Explanation: The **Quadrangular Space** is a clinically significant anatomical gap located in the posterior scapular region. It serves as a conduit for neurovascular structures passing from the axilla to the posterior arm. ### **Anatomical Boundaries** To master this topic, visualize the space as a four-sided window: * **Superior (Upper):** **Teres minor** (anteriorly) and the capsule of the shoulder joint. * **Inferior (Lower):** **Teres major** muscle. * **Medial:** **Long head of triceps brachii**. * **Lateral:** **Surgical neck of the humerus**. ### **Analysis of Options** * **Teres minor (Correct):** Forms the superior boundary.

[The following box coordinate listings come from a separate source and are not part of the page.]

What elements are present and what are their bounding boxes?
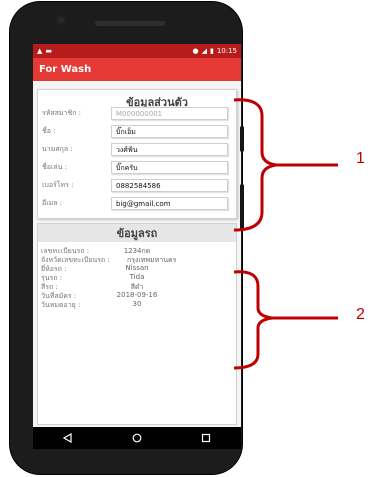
phone-frame: ▲ ▬ ● ◢ ▮ 10:15 For Wash ข้อมูลส่วนตัว ร…: [10, 2, 242, 474]
location-icon: ●: [192, 47, 199, 55]
email-row: อีเมล : big@gmail.com: [40, 197, 234, 212]
phone-row: เบอร์โทร : 0882584586: [40, 179, 234, 194]
last-name-row: นามสกุล : วงศ์ฟ้น: [40, 143, 234, 158]
status-bar: ▲ ▬ ● ◢ ▮ 10:15: [33, 44, 241, 58]
last-name-label: นามสกุล :: [42, 145, 73, 153]
member-id-label: รหัสสมาชิก :: [42, 109, 82, 117]
content-area[interactable]: ข้อมูลส่วนตัว รหัสสมาชิก : M000000001 ชื…: [33, 81, 241, 427]
car-info-title: ข้อมูลรถ: [38, 224, 236, 242]
personal-info-card: ข้อมูลส่วนตัว รหัสสมาชิก : M000000001 ชื…: [37, 89, 237, 219]
signal-icon: ◢: [201, 47, 207, 55]
mail-icon: ▬: [45, 47, 53, 55]
register-date-value: 2018-09-16: [116, 291, 158, 299]
nickname-field[interactable]: บิ๊กครับ: [111, 161, 228, 174]
member-id-field[interactable]: M000000001: [111, 107, 228, 120]
app-title: For Wash: [39, 64, 92, 75]
last-name-field[interactable]: วงศ์ฟ้น: [111, 143, 228, 156]
app-bar: For Wash: [33, 58, 241, 81]
nickname-label: ชื่อเล่น :: [42, 163, 68, 171]
back-button[interactable]: [58, 430, 78, 446]
model-value: Tida: [129, 273, 145, 281]
expiry-value: 30: [132, 300, 142, 308]
phone-screen: ▲ ▬ ● ◢ ▮ 10:15 For Wash ข้อมูลส่วนตัว ร…: [33, 44, 241, 449]
camera-icon: [56, 15, 66, 25]
annotation-bracket-1: [233, 98, 338, 232]
first-name-label: ชื่อ :: [42, 127, 56, 135]
expiry-label: วันหมดอายุ :: [41, 301, 81, 309]
nickname-row: ชื่อเล่น : บิ๊กครับ: [40, 161, 234, 176]
brand-value: Nissan: [125, 264, 149, 272]
annotation-bracket-2: [233, 270, 338, 370]
recents-button[interactable]: [196, 430, 216, 446]
status-time: 10:15: [216, 47, 237, 55]
battery-icon: ▮: [209, 47, 214, 55]
car-info-row: วันหมดอายุ : 30: [41, 300, 233, 310]
speaker-grille: [95, 21, 165, 26]
home-icon: [132, 433, 142, 443]
annotation-number-2: 2: [356, 306, 365, 323]
navigation-bar: [33, 427, 241, 449]
recents-icon: [202, 433, 211, 443]
car-info-card: ข้อมูลรถ เลขทะเบียนรถ : 1234กด จังหวัดเล…: [37, 223, 237, 425]
first-name-row: ชื่อ : บิ๊กเอ็ม: [40, 125, 234, 140]
annotation-number-1: 1: [356, 150, 365, 167]
home-button[interactable]: [127, 430, 147, 446]
phone-label: เบอร์โทร :: [42, 181, 74, 189]
phone-field[interactable]: 0882584586: [111, 179, 228, 192]
email-field[interactable]: big@gmail.com: [111, 197, 228, 210]
back-icon: [62, 433, 72, 443]
member-id-row: รหัสสมาชิก : M000000001: [40, 107, 234, 122]
first-name-field[interactable]: บิ๊กเอ็ม: [111, 125, 228, 138]
warning-icon: ▲: [37, 47, 43, 55]
email-label: อีเมล :: [42, 199, 63, 207]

In some texts, the Subscapularis is also mentioned as the anterior-superior boundary, but Teres minor is the standard posterior-superior landmark. * **Teres major (Incorrect):** This muscle forms the **inferior** boundary of the space. * **Long head of triceps (Incorrect):** This forms the **medial** boundary, separating the quadrangular space from the triangular space. * **Surgical neck of humerus (Incorrect):** This forms the **lateral** boundary. ### **High-Yield Clinical Pearls for NEET-PG** 1. **Contents:** The space transmits the **Axillary nerve** and the **Posterior circumflex humeral artery**. 2. **Quadrangular Space Syndrome:** Compression of the axillary nerve in this space (often in overhead athletes) leads to atrophy of the deltoid and teres minor muscles and sensory loss over the "regimental badge" area. 3. **The "Rule of Teres":** Remember that **Minor is Superior** and **Major is Inferior** in the boundaries of both the quadrangular and triangular spaces.